As player-personnel director Jerry Reynolds cracked on the night of the draft: "We have promised Jason that he will not be required to attend class."

The campaign to save Williams from himself is in full swing. Two weeks after the final suspension in Florida, Williams signed with respected player agent Bill Pollak, who immediately moved Williams to Orlando. There, Williams was put in the care of one of Pollak's associates, Don Miller, and of the Magic's Anderson, a Pollak client.

"They're just helping me, you know, just learn who I should be with and who I shouldn't be with when I'm not working out," Williams says. "Nick went through it. He's went through bad and good. His life's kind of similar to mine. They've all been so much a help to me, not just in basketball but in life in general."

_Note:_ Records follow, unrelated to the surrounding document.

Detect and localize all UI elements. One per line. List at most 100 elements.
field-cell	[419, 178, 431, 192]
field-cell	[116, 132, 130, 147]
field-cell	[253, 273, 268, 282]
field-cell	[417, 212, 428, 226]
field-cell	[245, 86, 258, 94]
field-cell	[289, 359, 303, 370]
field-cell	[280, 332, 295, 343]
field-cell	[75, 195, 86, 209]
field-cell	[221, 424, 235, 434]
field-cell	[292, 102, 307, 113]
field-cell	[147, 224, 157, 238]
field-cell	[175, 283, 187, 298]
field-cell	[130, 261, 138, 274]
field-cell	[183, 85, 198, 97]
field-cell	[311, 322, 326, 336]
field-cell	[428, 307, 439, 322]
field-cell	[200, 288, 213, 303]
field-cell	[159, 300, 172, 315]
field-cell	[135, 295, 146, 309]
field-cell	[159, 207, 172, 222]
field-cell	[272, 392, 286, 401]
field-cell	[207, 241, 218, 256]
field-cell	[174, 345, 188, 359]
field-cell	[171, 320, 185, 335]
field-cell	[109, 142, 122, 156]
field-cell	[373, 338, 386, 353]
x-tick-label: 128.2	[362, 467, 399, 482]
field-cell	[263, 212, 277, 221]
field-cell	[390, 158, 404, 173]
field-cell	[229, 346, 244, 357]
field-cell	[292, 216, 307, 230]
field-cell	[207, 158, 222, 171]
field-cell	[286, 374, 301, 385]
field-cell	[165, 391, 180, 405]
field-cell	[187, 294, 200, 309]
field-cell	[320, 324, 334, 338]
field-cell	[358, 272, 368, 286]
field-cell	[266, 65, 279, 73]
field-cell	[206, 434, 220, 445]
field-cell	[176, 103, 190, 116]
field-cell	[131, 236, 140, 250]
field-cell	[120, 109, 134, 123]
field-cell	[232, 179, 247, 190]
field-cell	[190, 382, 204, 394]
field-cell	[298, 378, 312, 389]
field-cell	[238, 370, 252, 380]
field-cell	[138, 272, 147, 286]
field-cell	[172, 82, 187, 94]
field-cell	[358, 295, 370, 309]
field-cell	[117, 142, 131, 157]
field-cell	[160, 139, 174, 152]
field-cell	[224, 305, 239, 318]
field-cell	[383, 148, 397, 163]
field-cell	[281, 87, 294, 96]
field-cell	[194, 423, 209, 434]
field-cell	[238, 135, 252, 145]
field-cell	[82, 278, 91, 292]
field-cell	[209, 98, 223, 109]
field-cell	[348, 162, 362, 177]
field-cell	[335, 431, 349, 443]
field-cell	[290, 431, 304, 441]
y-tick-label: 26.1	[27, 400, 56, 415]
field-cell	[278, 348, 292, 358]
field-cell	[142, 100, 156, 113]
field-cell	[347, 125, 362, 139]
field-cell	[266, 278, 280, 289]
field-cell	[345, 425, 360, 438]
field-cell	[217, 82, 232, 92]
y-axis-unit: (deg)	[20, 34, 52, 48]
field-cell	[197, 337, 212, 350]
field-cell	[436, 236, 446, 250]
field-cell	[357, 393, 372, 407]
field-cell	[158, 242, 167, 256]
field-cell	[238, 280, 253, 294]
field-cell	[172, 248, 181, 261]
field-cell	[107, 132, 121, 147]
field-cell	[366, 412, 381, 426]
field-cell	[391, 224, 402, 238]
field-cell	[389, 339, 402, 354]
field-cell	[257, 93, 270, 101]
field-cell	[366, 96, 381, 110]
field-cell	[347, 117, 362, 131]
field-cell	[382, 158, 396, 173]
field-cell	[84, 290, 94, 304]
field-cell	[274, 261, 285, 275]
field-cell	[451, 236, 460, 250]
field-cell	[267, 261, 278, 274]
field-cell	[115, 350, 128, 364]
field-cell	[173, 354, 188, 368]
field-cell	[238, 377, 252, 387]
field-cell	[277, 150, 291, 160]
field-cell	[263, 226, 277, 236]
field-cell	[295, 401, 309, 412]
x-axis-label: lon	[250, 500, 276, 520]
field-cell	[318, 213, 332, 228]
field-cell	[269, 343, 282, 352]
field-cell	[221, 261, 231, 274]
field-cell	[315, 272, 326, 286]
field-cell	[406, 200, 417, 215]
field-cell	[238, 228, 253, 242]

Pollak lobbied hard for Williams to play in small-market Sacramento, which nevertheless will be the largest city in which he has played. Donovan has spoken frequently with Williams over the past few months. Terry Williams plans to retire after the lockout ends and move to Sacramento with his second wife -- partially to watch his son play, and partially, he concedes, simply to be around.

"About the only thing I say to him now is, 'Do the right thing,' " Terry Williams says. "Jason's got some good people around him. If he listens to them, he's gonna do great. If he doesn't, he's gonna fall on his face. I think he realizes now what he could lose if he messes up, and I don't think he will."

They all believe that basketball will save Williams, because they believe that he can be saved. They see a person of terrible decisions, not a terrible person.

"It's like for all the negative things that came out about Moss," says Fout, the high school coach. "It was said that if he plays well, if he straightens up his act, then everybody will forgive him and love him. We are basically a forgiving people."

If Williams wants to be forgiven, it is, at best, a secondary concern. What he wants, he tells you, is to play -- the one thing at which he feels success. You cannot hurt this man so long as you leave a basketball in his hands.

"I can't wait for the season to start," he says. "I just can't wait to play. It's something to do."